Indra adalah tipe politisi plus intelektual. Latar belakangnya cukup panjang di ranah penelitian, juga ranah kepenulisan. Produktivitas menulisnya di atas rata-rata. Jejaringnya juga tersebar ke mana-mana. Dunia intelektualitas memberinya panggung untuk tampil ke mana-mana. Di dunia politik, kariernya seakan jalan di tempat. Sebagai politisi, ia gagal bersaing di pemilihan walikota. Ia juga tak sukses saat hendak maju ke parlemen. Tapi, sebagai tim sukses, ia pernah sukses mengantarkan Jokowi – JK sebagai pemimpin Indonesia.

Di dunia intelektual, ia cukup fair. Biarpun mendukung Anies-Sandi, ia tak rela saat Prof Ahmad Syafii Ma’arif di-bully banyak orang karena dianggap membela Ahok. Indra membuat cuitan yang membela Ma’arif serta mengingatkan orang untuk tidak terjebak dalam kedunguan yang disebarkan secara massal. Ia cukup konsisten pada nilai-nilai yang diyakininya. Di titik nilai-nilai ini, ia dianggap konsisten sebab memilih membela Ma’arif.

Namun, konsistensi itu akan selalu dipertanyakan sepanjang garis waktu dan rentang panjang perjalannya sebagai politisi dan intelektual. Pernyataannya akan dicatat dan disimpan publik. Di era internet, Google dan berbagai media sosial lain akan menjadi lemari besar yang menyimpan semua kalimat-kalimat yang ternah terucap dan kelak akan diungkap kembali.

Eric Schmidt, salah petinggi Google, dalam buku The New Digital Age, telah mengingatkan betapa internet menjadi ruang yang menyimpan jejak digital seseorang. Sekali seseorang tersandung, maka semua arsip dan jejak digital itu akan diungkap kembali.

Dalam hal Indra, pernyataan dan cuitan, bahkan umpatan, pada pengguna narkoba diungkap kembali.
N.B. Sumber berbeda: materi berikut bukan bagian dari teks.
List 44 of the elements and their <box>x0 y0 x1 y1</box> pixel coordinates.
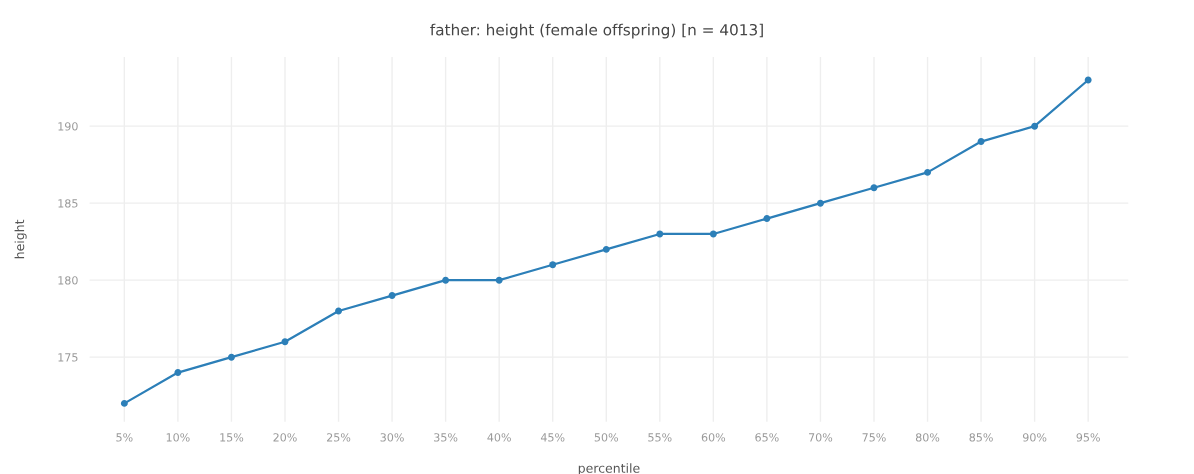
y-tick-label: 185 <box>58 199 78 208</box>
x-tick-label: 35% <box>434 433 458 442</box>
x-tick-label: 15% <box>220 433 244 442</box>
point <box>120 399 128 407</box>
point <box>174 369 182 377</box>
point <box>495 276 503 284</box>
point <box>227 353 235 361</box>
x-tick-label: 60% <box>701 433 726 442</box>
point <box>1031 122 1039 130</box>
x-tick-label: 40% <box>487 433 511 442</box>
y-tick-label: 180 <box>58 276 78 285</box>
y-tick-label: 190 <box>58 122 78 131</box>
x-tick-label: 85% <box>969 433 993 442</box>
x-tick-label: 25% <box>327 433 351 442</box>
point <box>442 276 450 284</box>
x-tick-label: 80% <box>915 433 940 442</box>
x-tick-label: 45% <box>540 433 565 442</box>
point <box>709 230 717 238</box>
y-tick-label: 175 <box>58 353 78 362</box>
point <box>977 138 985 146</box>
x-tick-label: 55% <box>648 433 672 442</box>
x-tick-label: 75% <box>862 433 886 442</box>
x-tick-label: 70% <box>809 433 833 442</box>
point <box>335 307 343 315</box>
x-tick-label: 30% <box>380 433 404 442</box>
x-tick-label: 95% <box>1076 433 1100 442</box>
point <box>388 292 396 300</box>
point <box>281 338 289 346</box>
point <box>656 230 664 238</box>
x-tick-label: 65% <box>755 433 779 442</box>
x-tick-label: 10% <box>166 433 190 442</box>
x-tick-label: 90% <box>1022 433 1047 442</box>
chart-title: father: height (female offspring) [n = 4013] <box>430 23 763 39</box>
point <box>549 261 557 269</box>
x-tick-label: 20% <box>273 433 297 442</box>
point <box>763 215 771 223</box>
point <box>816 199 824 207</box>
x-tick-label: 5% <box>116 433 133 442</box>
y-axis-title: height <box>14 219 27 259</box>
point <box>870 184 878 192</box>
x-tick-label: 50% <box>594 433 618 442</box>
point <box>1084 76 1092 84</box>
point <box>924 168 932 176</box>
point <box>602 245 610 253</box>
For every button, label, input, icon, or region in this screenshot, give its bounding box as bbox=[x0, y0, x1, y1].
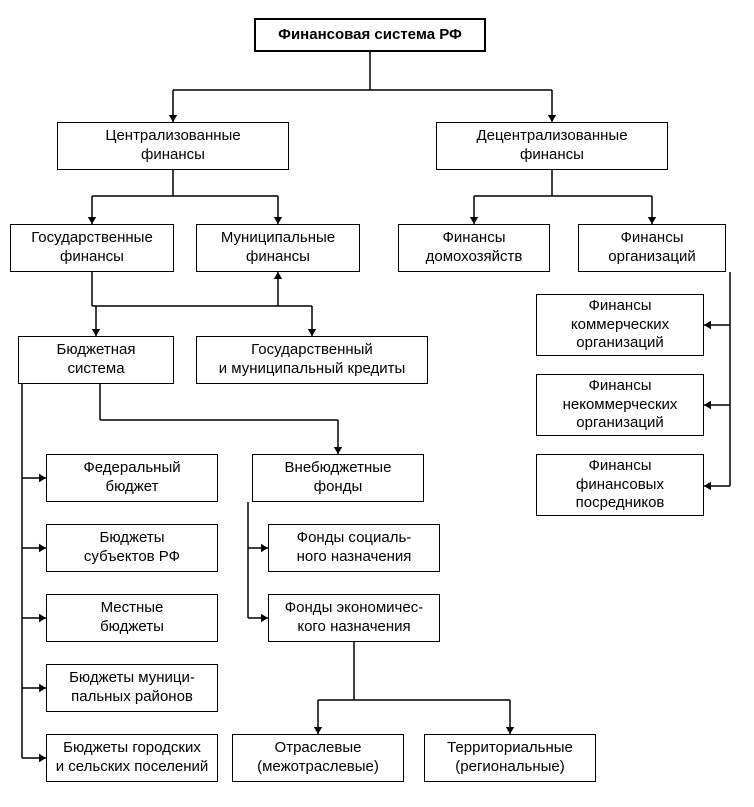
node-extrabudget: Внебюджетныефонды bbox=[252, 454, 424, 502]
node-budget_sys: Бюджетнаясистема bbox=[18, 336, 174, 384]
node-decentral: Децентрализованныефинансы bbox=[436, 122, 668, 170]
node-mun_raion: Бюджеты муници-пальных районов bbox=[46, 664, 218, 712]
node-mun_fin: Муниципальныефинансы bbox=[196, 224, 360, 272]
node-soc_funds: Фонды социаль-ного назначения bbox=[268, 524, 440, 572]
node-root: Финансовая система РФ bbox=[254, 18, 486, 52]
node-gov_fin: Государственныефинансы bbox=[10, 224, 174, 272]
node-subj_budget: Бюджетысубъектов РФ bbox=[46, 524, 218, 572]
node-fed_budget: Федеральныйбюджет bbox=[46, 454, 218, 502]
node-city_rural: Бюджеты городскихи сельских поселений bbox=[46, 734, 218, 782]
node-local_budget: Местныебюджеты bbox=[46, 594, 218, 642]
node-fin_interm: Финансыфинансовыхпосредников bbox=[536, 454, 704, 516]
node-central: Централизованныефинансы bbox=[57, 122, 289, 170]
diagram-canvas: Финансовая система РФ Централизованныефин… bbox=[0, 0, 754, 807]
node-noncomm_org: Финансынекоммерческихорганизаций bbox=[536, 374, 704, 436]
node-house_fin: Финансыдомохозяйств bbox=[398, 224, 550, 272]
node-comm_org: Финансыкоммерческихорганизаций bbox=[536, 294, 704, 356]
node-gov_credit: Государственныйи муниципальный кредиты bbox=[196, 336, 428, 384]
node-territorial: Территориальные(региональные) bbox=[424, 734, 596, 782]
node-sectoral: Отраслевые(межотраслевые) bbox=[232, 734, 404, 782]
node-econ_funds: Фонды экономичес-кого назначения bbox=[268, 594, 440, 642]
node-org_fin: Финансыорганизаций bbox=[578, 224, 726, 272]
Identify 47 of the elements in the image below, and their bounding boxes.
Di twitter, beberapa orang ramai mengangkat kembali jejak digital Indra saat membahas narkoba. Banyak orang kembali mengangkat cuitan Indra yang menyinggung narkoba. Pada satu masa ia kerap menyindir malah mengumpat politisi pengguna narkoba.

Tanggal 4 Februari 2012, ia mencuit: “Kalau ada penumpang yg pinter, bawa sabu ke pswt Lion Air, Di ketinggian, kasih ke pilot. "Cap, nyabu yuk?" Kreatif kali ya?” Tanggal 8 Oktober 2013, ia menyebar link anggota dewa yang tertangkap nyabu, ia mengatakan, “Hadeuh! Mari jaga diri kawan!” (Selengkapnya lihat jejak digital itu DI SINI).

Indra berhadapan dengan realitas politik yang menggiriskan. Sudah pasti, dirinya yang pernah belajar tentang teori jarum hipodermik di ranah kajian ilmu komunikasi akan paham bahwa media akan membentuk realitas tentangnya, yang dengan segera akan mempengaruhi persepsi semua orang. Indra hari ini bukan lagi Indra yang malaikat dan bisa menjaga gawang nilai dan moral dalam setiap amatan ataupun cuitannya. Dia akan divonis media dan publik. Rekam jejak mentereng yang ditorehkannya akan mudah rontok saat dibisikkan satu kalimat sakti yakni “terciduk.”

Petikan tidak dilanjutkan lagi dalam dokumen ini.